2. Heat a large saute pan over high heat, and add the olive oil and butter (If you prefer to only use olive oil that is OK too). Heat until sizzling.
3. Add the scallops to the pan, and sear. Flip them over and sear the other side. Reduce heat to medium, and saute until the scallops are done. Sprinkle with the fresh lemon juice.
Ingredients for Tomato Sauce:
3 tbsp Olive oil
1 tbsp butter
1 medium onion, finely chopped
3 cloves garlic, minced
12 – 1 4 Campari Tomatoes, quartered
4 tbsp chopped Fresh parsley
10 -12 leaves Fresh basil, torn
1 tbsp Fresh chives, chopped
red pepper flakes (optional)
1/4 cup White wine
1. In a deep saute pan, add the olive oil and butter over medium heat.
2. Add the onion and garlic and saute for a few minutes, until fragrant.

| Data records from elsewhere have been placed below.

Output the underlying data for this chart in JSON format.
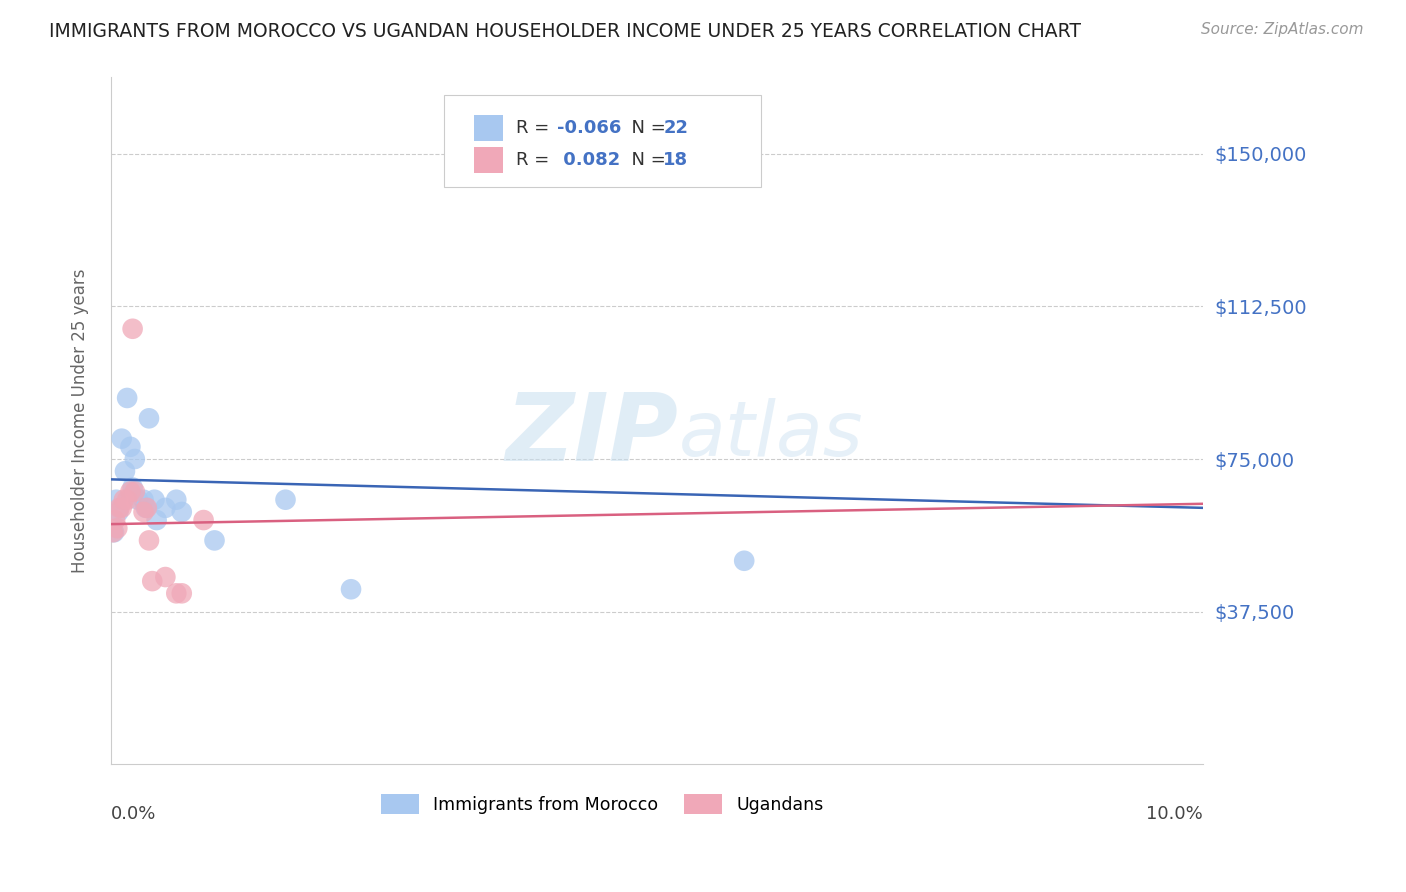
{
  "title": "IMMIGRANTS FROM MOROCCO VS UGANDAN HOUSEHOLDER INCOME UNDER 25 YEARS CORRELATION CHART",
  "source": "Source: ZipAtlas.com",
  "ylabel": "Householder Income Under 25 years",
  "ytick_labels": [
    "$150,000",
    "$112,500",
    "$75,000",
    "$37,500"
  ],
  "ytick_values": [
    150000,
    112500,
    75000,
    37500
  ],
  "ylim": [
    0,
    168750
  ],
  "xlim": [
    0.0,
    0.1
  ],
  "morocco_color": "#a8c8f0",
  "ugandan_color": "#f0a8b8",
  "morocco_line_color": "#3a65b5",
  "ugandan_line_color": "#d96080",
  "watermark_zip": "ZIP",
  "watermark_atlas": "atlas",
  "background_color": "#ffffff",
  "grid_color": "#cccccc",
  "morocco_x": [
    0.0003,
    0.0005,
    0.0007,
    0.001,
    0.0013,
    0.0015,
    0.0018,
    0.002,
    0.0022,
    0.0025,
    0.003,
    0.0032,
    0.0035,
    0.004,
    0.0042,
    0.005,
    0.006,
    0.0065,
    0.0095,
    0.016,
    0.022,
    0.058
  ],
  "morocco_y": [
    57000,
    65000,
    62000,
    80000,
    72000,
    90000,
    78000,
    68000,
    75000,
    65000,
    65000,
    63000,
    85000,
    65000,
    60000,
    63000,
    65000,
    62000,
    55000,
    65000,
    43000,
    50000
  ],
  "ugandan_x": [
    0.0002,
    0.0004,
    0.0006,
    0.0008,
    0.001,
    0.0012,
    0.0015,
    0.0018,
    0.002,
    0.0022,
    0.003,
    0.0033,
    0.0035,
    0.0038,
    0.005,
    0.006,
    0.0065,
    0.0085
  ],
  "ugandan_y": [
    57000,
    60000,
    58000,
    63000,
    63000,
    65000,
    65000,
    67000,
    107000,
    67000,
    62000,
    63000,
    55000,
    45000,
    46000,
    42000,
    42000,
    60000
  ],
  "mor_line_y0": 70000,
  "mor_line_y1": 63000,
  "uga_line_y0": 59000,
  "uga_line_y1": 64000
}
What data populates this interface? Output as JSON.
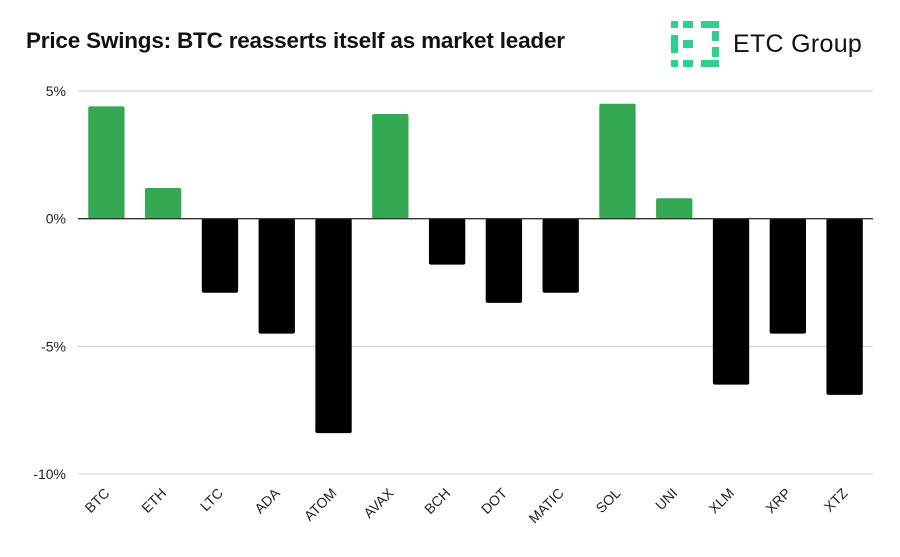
{
  "title": "Price Swings: BTC reasserts itself as market leader",
  "logo": {
    "icon": "etc-group-logo-icon",
    "text": "ETC Group",
    "color": "#2ed08f"
  },
  "colors": {
    "positive": "#34a853",
    "negative": "#000000",
    "grid": "#cccccc",
    "zero_line": "#333333"
  },
  "chart_data": {
    "type": "bar",
    "title": "Price Swings: BTC reasserts itself as market leader",
    "xlabel": "",
    "ylabel": "",
    "ylim": [
      -10,
      5
    ],
    "y_ticks": [
      5,
      0,
      -5,
      -10
    ],
    "y_tick_labels": [
      "5%",
      "0%",
      "-5%",
      "-10%"
    ],
    "grid": true,
    "legend": "none",
    "categories": [
      "BTC",
      "ETH",
      "LTC",
      "ADA",
      "ATOM",
      "AVAX",
      "BCH",
      "DOT",
      "MATIC",
      "SOL",
      "UNI",
      "XLM",
      "XRP",
      "XTZ"
    ],
    "values": [
      4.4,
      1.2,
      -2.9,
      -4.5,
      -8.4,
      4.1,
      -1.8,
      -3.3,
      -2.9,
      4.5,
      0.8,
      -6.5,
      -4.5,
      -6.9
    ]
  }
}
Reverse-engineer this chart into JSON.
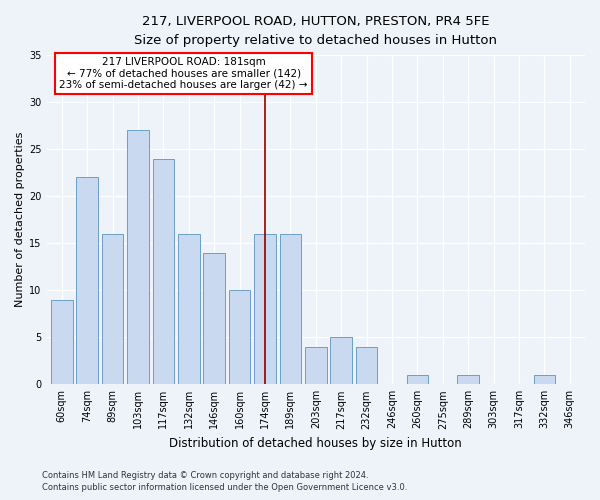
{
  "title1": "217, LIVERPOOL ROAD, HUTTON, PRESTON, PR4 5FE",
  "title2": "Size of property relative to detached houses in Hutton",
  "xlabel": "Distribution of detached houses by size in Hutton",
  "ylabel": "Number of detached properties",
  "categories": [
    "60sqm",
    "74sqm",
    "89sqm",
    "103sqm",
    "117sqm",
    "132sqm",
    "146sqm",
    "160sqm",
    "174sqm",
    "189sqm",
    "203sqm",
    "217sqm",
    "232sqm",
    "246sqm",
    "260sqm",
    "275sqm",
    "289sqm",
    "303sqm",
    "317sqm",
    "332sqm",
    "346sqm"
  ],
  "values": [
    9,
    22,
    16,
    27,
    24,
    16,
    14,
    10,
    16,
    16,
    4,
    5,
    4,
    0,
    1,
    0,
    1,
    0,
    0,
    1,
    0
  ],
  "bar_color": "#c9d9f0",
  "bar_edge_color": "#6b9fc8",
  "highlight_index": 8,
  "highlight_color": "#8b0000",
  "ylim": [
    0,
    35
  ],
  "yticks": [
    0,
    5,
    10,
    15,
    20,
    25,
    30,
    35
  ],
  "annotation_line1": "217 LIVERPOOL ROAD: 181sqm",
  "annotation_line2": "← 77% of detached houses are smaller (142)",
  "annotation_line3": "23% of semi-detached houses are larger (42) →",
  "footnote1": "Contains HM Land Registry data © Crown copyright and database right 2024.",
  "footnote2": "Contains public sector information licensed under the Open Government Licence v3.0.",
  "background_color": "#eef2f9",
  "title1_fontsize": 9.5,
  "title2_fontsize": 8.5,
  "xlabel_fontsize": 8.5,
  "ylabel_fontsize": 8,
  "tick_fontsize": 7,
  "annot_fontsize": 7.5,
  "footnote_fontsize": 6
}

3. Turn the heat up to medium high, and add the tomatoes. Let the tomatoes sizzle and cook for a few minutes, and then gently saute to incorporate with the onions and garlic. Tomatoes should remain a bit chunky.
4. Add the herbs, and mix well. Add salt, pepper, and red pepper flakes to taste.
5. Add the wine, and gently mix.
6. Serve sauce over al dente pasta, topped with your sauteed scallops, and Enjoy!